La grande alliance énergétique scellée en octobre 2002 à Houston entre le Kremlin et la Maison Blanche est une donne majeure pour l’avenir. Les représentants des secteurs pétroliers russe et américain viennent d’ailleurs de terminer mercredi soir à Saint-Pétersbourg leur second «sommet énergétique», où il était beaucoup question d’une opération majeure: l’entrée, à hauteur de 25% du capital, de ChevronTexaco ou d’ExxonMobil, deux géants américains, dans le capital de la firme pétrolière russe IoukosSibneft, numéro. 4 mondial.
Si le deal se fait ces prochains jours, ce qui est probable, il accouchera de la première compagnie au monde, un «monstre» américano-russe tentaculaire. L’objectif de la manoeuvre? Marginaliser l’influence de l’Arabie Saoudite. Cette idée, ou plutôt cette obsession, est au coeur de la pétrodiplomatie de l’administration Bush, qui ne fait plus confiance aux princes de Riyad depuis le 11 septembre.
Avez-vous subi des pressions pendant votre enquête?

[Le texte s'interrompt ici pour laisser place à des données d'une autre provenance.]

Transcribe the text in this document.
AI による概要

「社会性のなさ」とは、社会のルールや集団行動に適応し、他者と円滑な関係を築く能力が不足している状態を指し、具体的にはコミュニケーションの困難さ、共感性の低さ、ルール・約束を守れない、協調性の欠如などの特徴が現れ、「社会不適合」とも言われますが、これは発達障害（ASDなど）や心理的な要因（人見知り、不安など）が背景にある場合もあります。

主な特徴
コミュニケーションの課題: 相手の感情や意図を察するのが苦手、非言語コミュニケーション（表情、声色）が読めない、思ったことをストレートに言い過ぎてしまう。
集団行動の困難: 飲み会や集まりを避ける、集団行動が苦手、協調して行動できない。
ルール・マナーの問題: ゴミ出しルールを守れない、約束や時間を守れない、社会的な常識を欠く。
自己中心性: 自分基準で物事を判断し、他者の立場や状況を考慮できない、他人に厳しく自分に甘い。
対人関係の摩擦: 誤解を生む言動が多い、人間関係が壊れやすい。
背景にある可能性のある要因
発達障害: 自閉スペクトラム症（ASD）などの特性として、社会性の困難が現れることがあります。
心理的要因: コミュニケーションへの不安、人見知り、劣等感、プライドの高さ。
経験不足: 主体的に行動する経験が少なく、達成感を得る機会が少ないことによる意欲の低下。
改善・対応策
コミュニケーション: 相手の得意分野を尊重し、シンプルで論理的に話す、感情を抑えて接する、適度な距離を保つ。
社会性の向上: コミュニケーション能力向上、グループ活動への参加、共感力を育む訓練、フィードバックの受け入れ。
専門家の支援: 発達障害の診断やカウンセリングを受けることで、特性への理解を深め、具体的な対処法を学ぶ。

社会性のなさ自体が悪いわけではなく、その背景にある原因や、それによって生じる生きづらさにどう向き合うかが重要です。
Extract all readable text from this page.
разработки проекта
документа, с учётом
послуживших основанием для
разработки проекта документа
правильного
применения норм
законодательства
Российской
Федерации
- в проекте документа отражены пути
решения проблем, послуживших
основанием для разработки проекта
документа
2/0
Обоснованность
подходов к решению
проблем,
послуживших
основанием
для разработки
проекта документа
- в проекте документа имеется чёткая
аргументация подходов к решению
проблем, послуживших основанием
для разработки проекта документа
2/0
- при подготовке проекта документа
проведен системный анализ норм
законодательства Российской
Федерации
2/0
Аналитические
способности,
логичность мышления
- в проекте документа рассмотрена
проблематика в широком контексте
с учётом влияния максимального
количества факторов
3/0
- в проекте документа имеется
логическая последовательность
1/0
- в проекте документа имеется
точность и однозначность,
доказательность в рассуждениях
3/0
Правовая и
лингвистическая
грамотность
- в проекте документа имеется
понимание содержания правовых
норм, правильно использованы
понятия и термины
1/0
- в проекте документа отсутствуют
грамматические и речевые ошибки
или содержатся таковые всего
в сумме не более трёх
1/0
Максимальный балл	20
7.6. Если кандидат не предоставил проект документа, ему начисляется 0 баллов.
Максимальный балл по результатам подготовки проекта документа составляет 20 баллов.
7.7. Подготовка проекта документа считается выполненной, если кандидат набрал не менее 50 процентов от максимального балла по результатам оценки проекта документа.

SE et SM: Pas vraiment. Pour subir des pressions, il aurait fallu entrer dans un rapport de discussion, ou d’échanges d’informations avec les groupes pétroliers… Or, on l’a dit, ceux-ci communiquent peu. Elles commenceront peut-être une fois que les dirigeants de ces entreprises auront lu le livre. Quoiqu’il n’y ait, à notre sens, pas matière à nous intenter un procès. Nous ne révélons pas les montants des enveloppes et autres pots-de-vins, ni la liste des comptes en Suisse (ils existent, bien sûr). Ce n’était pas l’objectif de notre projet. Nous voulions arpenter les routes de l’or noir en voyageurs. Le résultat est aussi bien un traité de géopolitique involontaire qu’un conte cruel au pied des derricks.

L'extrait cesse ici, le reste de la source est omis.